The Laskar Jihad's membership and notoriety grew quickly in its early months. Many of its members were drawn from poorer, less educated sections of the Islamic community, though a small number of tertiary graduates and professionals also joined. It first made national headlines in March when Ja'far led an assault on the followers of a Muslim leader in Cirebon who had alleged that it was extorting funds from local non-Muslims and who had also condemned its plans to send fighters to Maluku (Gatra, 25 March 2000). The following month, it undertook a series of demonstrations and marches in Jakarta, including to the presidential palace and parliament, with many Laskar members waving unsheathed swords and daggers. In late April, about 3000 members departed for Maluku. Press reports estimate there are now about 6000 Laskar Jihad fighters in Maluku, though Ja'far claimed the figure is less than 4000. Total membership, according to the FKAWJ secretary-general, Ma'ruf Barhan, is now at 10,000 and plans are afoot to send units to new troublespots such as Poso in Central Sulawesi, where several hundred Muslims were killed in religious violence earlier in 2000.

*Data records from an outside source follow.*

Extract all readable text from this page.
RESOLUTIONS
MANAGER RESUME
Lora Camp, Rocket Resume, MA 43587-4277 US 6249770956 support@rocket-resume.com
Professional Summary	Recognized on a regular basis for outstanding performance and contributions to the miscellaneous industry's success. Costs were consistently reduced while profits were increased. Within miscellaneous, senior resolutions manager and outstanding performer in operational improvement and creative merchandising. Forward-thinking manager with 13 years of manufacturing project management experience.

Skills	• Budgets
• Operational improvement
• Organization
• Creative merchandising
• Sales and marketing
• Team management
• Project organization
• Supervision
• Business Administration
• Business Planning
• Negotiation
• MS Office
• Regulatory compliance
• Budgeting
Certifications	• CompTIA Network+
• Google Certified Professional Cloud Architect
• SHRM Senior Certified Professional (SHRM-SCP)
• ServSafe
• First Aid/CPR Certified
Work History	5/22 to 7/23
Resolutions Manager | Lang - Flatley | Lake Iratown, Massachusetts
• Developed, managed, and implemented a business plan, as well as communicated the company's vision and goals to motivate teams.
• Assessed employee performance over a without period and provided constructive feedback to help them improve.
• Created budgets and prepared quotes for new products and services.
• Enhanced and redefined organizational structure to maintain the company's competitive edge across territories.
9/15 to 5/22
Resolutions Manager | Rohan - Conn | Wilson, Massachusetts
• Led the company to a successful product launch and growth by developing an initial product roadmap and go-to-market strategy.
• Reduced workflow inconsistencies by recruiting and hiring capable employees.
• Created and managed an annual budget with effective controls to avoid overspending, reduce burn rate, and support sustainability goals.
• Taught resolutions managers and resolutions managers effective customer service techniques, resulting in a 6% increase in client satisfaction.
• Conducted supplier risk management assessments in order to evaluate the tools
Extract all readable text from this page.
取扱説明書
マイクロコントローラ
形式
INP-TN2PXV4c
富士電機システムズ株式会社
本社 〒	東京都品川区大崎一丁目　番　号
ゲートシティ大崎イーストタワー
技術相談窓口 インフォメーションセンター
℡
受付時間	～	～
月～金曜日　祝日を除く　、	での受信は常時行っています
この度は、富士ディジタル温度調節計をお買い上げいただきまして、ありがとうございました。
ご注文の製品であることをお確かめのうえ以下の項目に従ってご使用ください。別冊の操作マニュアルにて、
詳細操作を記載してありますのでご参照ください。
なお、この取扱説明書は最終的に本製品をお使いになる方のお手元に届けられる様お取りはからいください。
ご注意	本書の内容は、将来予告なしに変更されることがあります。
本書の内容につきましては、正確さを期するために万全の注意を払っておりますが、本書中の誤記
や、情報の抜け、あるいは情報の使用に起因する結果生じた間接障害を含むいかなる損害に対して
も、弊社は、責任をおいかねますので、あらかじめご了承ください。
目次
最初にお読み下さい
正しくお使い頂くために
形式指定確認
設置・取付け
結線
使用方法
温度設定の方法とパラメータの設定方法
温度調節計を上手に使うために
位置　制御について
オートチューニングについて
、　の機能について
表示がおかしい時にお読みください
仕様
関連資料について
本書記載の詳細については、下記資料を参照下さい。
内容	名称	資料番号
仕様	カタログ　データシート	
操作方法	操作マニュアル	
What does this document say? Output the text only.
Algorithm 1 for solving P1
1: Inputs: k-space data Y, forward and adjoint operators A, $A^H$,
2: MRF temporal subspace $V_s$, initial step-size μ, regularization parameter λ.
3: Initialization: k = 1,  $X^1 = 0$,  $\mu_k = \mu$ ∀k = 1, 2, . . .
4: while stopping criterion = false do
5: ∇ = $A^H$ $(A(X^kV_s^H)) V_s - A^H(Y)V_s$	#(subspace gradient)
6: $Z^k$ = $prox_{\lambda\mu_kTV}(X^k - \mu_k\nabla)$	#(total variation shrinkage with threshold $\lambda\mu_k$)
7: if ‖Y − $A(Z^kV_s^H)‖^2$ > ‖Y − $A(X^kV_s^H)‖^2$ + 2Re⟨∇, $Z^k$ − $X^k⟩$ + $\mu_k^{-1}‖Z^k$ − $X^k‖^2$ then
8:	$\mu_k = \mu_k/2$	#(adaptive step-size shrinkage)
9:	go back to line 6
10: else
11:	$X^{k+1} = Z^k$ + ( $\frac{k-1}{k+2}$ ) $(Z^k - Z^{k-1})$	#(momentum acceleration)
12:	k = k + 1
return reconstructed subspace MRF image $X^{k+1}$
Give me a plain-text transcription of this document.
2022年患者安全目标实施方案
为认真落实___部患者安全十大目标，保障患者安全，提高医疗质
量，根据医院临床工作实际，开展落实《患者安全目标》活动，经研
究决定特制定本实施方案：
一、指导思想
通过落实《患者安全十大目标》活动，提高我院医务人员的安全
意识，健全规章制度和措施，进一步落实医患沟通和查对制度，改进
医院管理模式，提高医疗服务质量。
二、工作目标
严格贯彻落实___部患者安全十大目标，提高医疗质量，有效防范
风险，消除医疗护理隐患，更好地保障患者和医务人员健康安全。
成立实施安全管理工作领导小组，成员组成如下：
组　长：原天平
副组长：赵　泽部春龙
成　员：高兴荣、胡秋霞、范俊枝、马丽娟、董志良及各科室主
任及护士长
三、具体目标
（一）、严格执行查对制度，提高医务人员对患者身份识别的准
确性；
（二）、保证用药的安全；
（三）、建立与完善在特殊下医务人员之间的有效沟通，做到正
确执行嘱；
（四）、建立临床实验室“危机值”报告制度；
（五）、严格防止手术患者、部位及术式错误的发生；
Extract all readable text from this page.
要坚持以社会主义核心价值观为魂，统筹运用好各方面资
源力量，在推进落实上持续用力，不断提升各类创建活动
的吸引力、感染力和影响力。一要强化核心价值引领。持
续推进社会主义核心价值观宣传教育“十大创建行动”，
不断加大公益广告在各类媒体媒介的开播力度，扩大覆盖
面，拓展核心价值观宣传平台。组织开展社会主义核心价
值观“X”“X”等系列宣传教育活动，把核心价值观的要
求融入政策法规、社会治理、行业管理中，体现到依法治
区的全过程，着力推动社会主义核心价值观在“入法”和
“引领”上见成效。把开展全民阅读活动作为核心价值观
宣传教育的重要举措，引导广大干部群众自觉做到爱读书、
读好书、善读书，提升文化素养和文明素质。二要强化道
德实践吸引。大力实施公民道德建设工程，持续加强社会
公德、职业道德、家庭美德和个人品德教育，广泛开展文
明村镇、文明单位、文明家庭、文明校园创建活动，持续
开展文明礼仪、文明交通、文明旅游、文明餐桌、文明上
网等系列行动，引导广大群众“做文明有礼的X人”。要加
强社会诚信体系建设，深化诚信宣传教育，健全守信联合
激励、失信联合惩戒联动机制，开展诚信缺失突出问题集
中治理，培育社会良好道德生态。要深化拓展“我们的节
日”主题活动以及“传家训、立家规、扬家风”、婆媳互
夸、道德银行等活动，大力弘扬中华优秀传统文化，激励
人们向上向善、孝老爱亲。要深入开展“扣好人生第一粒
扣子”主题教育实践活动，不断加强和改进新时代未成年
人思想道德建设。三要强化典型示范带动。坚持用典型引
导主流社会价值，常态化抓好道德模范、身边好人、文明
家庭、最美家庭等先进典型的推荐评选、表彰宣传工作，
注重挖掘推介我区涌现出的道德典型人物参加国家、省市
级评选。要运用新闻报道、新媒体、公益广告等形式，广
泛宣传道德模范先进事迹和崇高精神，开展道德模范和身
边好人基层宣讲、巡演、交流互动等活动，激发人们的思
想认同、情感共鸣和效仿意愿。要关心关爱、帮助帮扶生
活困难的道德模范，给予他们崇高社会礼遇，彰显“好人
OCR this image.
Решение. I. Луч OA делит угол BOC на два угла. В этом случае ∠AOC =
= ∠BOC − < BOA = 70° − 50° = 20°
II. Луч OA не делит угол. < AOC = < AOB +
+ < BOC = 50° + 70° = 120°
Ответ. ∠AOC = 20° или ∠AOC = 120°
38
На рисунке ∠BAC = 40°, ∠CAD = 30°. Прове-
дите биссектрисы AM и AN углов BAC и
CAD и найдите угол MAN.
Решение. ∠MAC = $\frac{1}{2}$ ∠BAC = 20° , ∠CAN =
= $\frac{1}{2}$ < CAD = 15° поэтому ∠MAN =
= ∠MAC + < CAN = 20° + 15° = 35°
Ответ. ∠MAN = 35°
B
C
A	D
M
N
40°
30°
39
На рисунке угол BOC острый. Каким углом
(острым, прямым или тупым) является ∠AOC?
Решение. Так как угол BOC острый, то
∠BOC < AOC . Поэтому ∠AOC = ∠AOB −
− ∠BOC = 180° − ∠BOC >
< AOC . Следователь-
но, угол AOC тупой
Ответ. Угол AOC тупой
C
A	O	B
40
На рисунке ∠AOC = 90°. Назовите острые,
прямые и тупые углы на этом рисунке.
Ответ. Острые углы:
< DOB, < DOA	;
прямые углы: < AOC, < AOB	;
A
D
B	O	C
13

Like many other militant Islamic groups, Laskar Jihad has proved adept at promoting its views via the media. It produces a magazine, Salafy, at an office and dormitory complex four kilometres from Degolan on the road to Yogyakarta and also has a regularly updated website run from FKAWJ's Jakarta office (www.LaskarJihad.or.id).

Ja'far dismisses widespread speculation that the Laskar Jihad is backed by influential sections of TNI, saying that the Islamic community has learned through bitter experience not to trust the military. In interviews earlier in the year, however, he and his lieutenants boasted of their relationship with TNI. In one interview, Ja'far claimed to have a hotline to TNI commander Admiral Widodo (Panji Masyarakat, 26 April 2000). Another FKAWJ leader also admitted that TNI officers have assisted in the training of Laskar Jihad (Gatra, 25 March 2000). He says that most of Laskar Jihad's funds are raised through sources in the Muslim community.